Mr. McDonnell’s bipartisan redistricting commission, formed with much fanfare, accomplished next to nothing. Members issued recommendations for how to redraw the state’s 100 House seats, 40 Senate seats and 11 congressional seats, but they never submitted a map. Caught up in their own disputes over the process, legislators largely ignored the commission.

The reform commission, which met throughout last summer and fall, has had some modest success.

As his first act in office, just before the start of the legislative session, Mr.

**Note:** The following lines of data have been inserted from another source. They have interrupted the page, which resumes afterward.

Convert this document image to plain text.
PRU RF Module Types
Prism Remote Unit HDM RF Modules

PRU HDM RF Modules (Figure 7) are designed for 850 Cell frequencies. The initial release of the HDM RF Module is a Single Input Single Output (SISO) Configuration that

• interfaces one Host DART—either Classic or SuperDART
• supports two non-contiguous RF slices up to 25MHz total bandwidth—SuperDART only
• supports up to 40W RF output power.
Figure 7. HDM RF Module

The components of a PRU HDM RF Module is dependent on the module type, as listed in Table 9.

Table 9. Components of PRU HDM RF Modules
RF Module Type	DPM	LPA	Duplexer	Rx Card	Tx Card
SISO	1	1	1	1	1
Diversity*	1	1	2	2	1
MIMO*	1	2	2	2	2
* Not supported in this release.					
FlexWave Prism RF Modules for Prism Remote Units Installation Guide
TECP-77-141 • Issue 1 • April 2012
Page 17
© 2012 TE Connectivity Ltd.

McDonnell tapped Republican legislators - and a few Democrats - to patron bills containing its recommendations.

His to-do list included two big-ticket items: effectively cutting state employee salaries by 2 percent by combining a 3 percent raise with a 5 percent contribution to the state pension fund, and combining several oversight agencies into one central inspector general. Legislators rejected the first measure, voting instead to pair the 5 percent pension contribution with a 5 percent raise.

They did accept the second measure to create a central inspector general, along with 18 smaller reforms - things like requiring state agencies to post invitations to bid online and allowing them to save money by sending less certified mail.

The group will continue meeting this summer, said Delegate Robert H. Brink, Arlington Democrat and commission member. He spoke proudly of creating the inspector general office and didn’t offer any criticisms of the commission’s work.

“I think this is a very, very important step both in terms of cutting down fraud, waste and abuse and maintaining public confidence in government operations,” Mr. Brink said.